The show centers around Dr. Will Graham, a former FBI agent who has been reinstated to catch a serial killer. Graham is played by Hugh Dancy, a fantastic british actor best known as one of the thousands of great actors in Black Hawk Down and as Isla Fisher’s love interest/boss in Confessions of a Shopaholic. Dancy’s portrayal of Graham is equal parts fragile and frightening. Graham is tapped by the Bureau because of his unique ability to get inside the mind of a serial killer and think as they do. This is depicted in the show is fantastic dream sequences where Graham takes the place of the killer and reenacts the crime while coldly narrating everything he’s doing and the reasons behind it. The character who can get “inside the mind of a killer” is a super common cliche in movies and TV, but Dancy’s portrayal and these fantastic reenactment sequences really put Will Graham outside the cliche in a blue ocean of fragility and psychosis. Tracking killers takes Graham to the edge, and in order to keep him from falling off a cliff mentally, his boss, played by a very understated Laurence Fishburne, gets him some professional help. Enter Hannibal Lecter.

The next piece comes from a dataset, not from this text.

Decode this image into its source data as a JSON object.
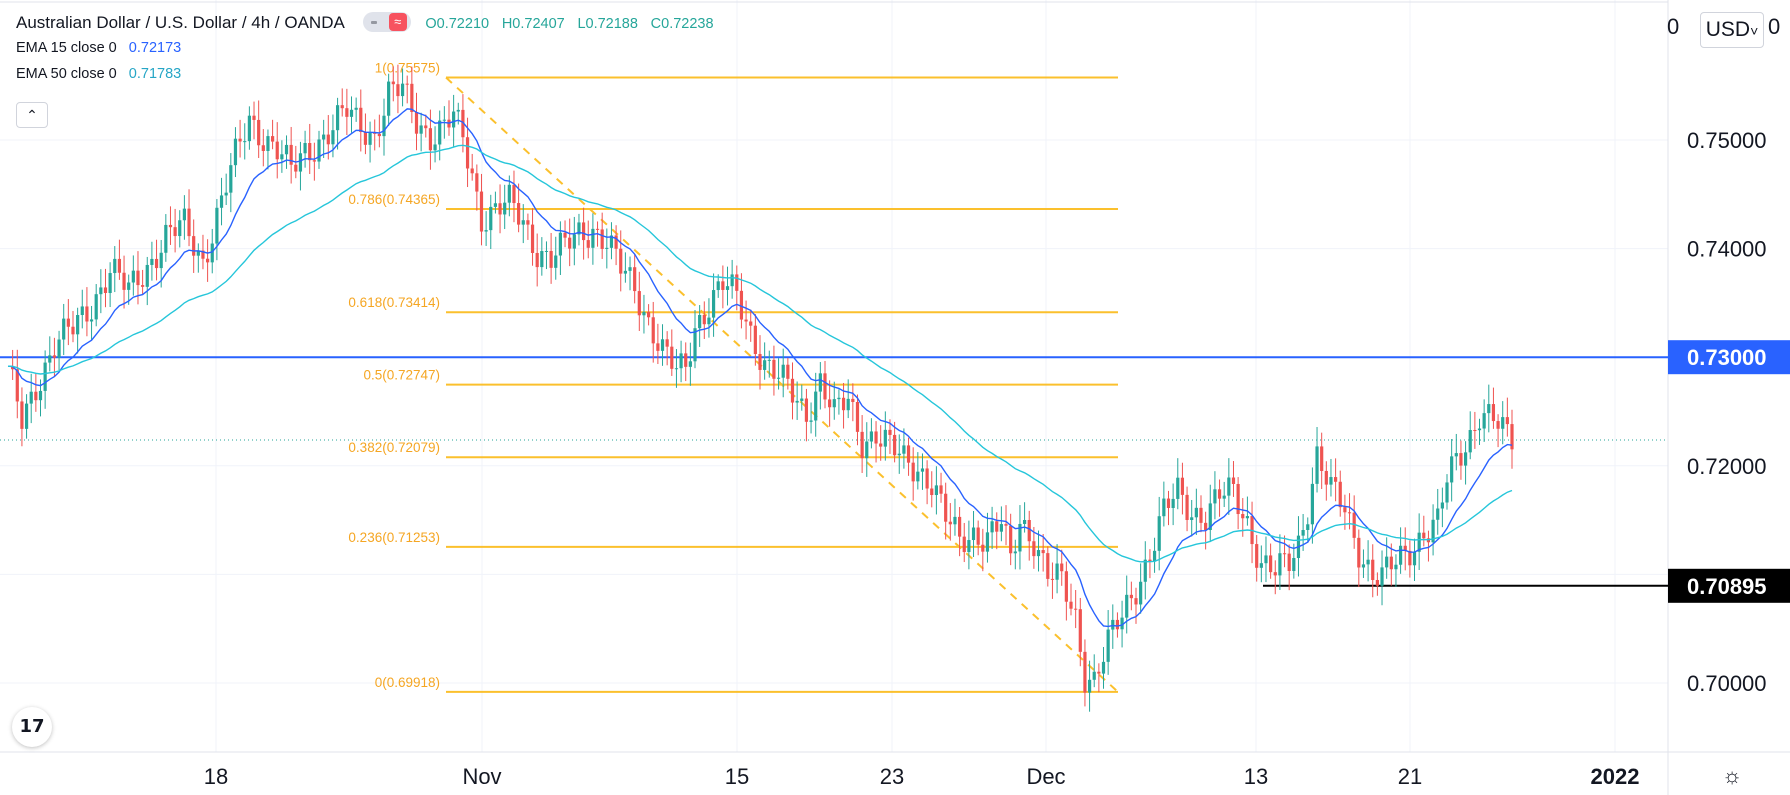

This is the essential beauty of the show. Hannibal is not the serial killer Graham is chasing. He’s simply there to consult on the killer’s profile and help keep Graham sane. Lecter is played Mads Mikkelsen, who is best known as the Bond villain who wept blood and really had it out for Daniel Craig’s package. Mikkelsen’s portrayal is quiet. Hopkins inspired fear with his portrayal of Hannibal Lecter as someone who, at any moment, could leap upon you and eat you while you were still breathing. Hopkins actively created tension. If Lecter was portrayed this way by Mikkelsen, it would totally undercut the premise of the show because the tension is already there. The audience knows who and what Lecter is. They’ve seen him kill. They’ve seen him eat human meat. But none of the characters are aware. They’re more focused on Graham losing his grip on reality than the cannibal standing next to him. The reversal of character, with the protagonist, Graham, being the crazy one, and Lecter being the picture of sanity really helps this show get out from under the shadow of Sir Anthony Hopkins. Plus, Dancy and Mikkelsen have really great chemistry. Though their partnership is essentially one of a doctor and his patient, but they’re also buddy cops trying to catch a killer. Their relationship is the glue that holds the show together.

As for the plot, it unfolds slowly, but not frustratingly so. It’s refreshingly restrained, especially for anyone who watched The Following this year. The serial killer being hunted from the outset is quite compelling, especially since the show puts as much work and detail into his motives as it does into gruesomeness of his kills. There are moments of tension and moments of exquisite release. Though the show is no doubt building to the revelation of Lecter as a monster, each episode doesn’t feel like it has to bring the characters one step closer to that. Instead, that revelation just seems like something the show is keeping in its back pocket. For now, it totally works without it which is what makes Hannibal one of the most impressive shows I’ve seen in a long while. The degree of difficulty is very high and thus far, everyone involved is pulling it off. I highly recommend it.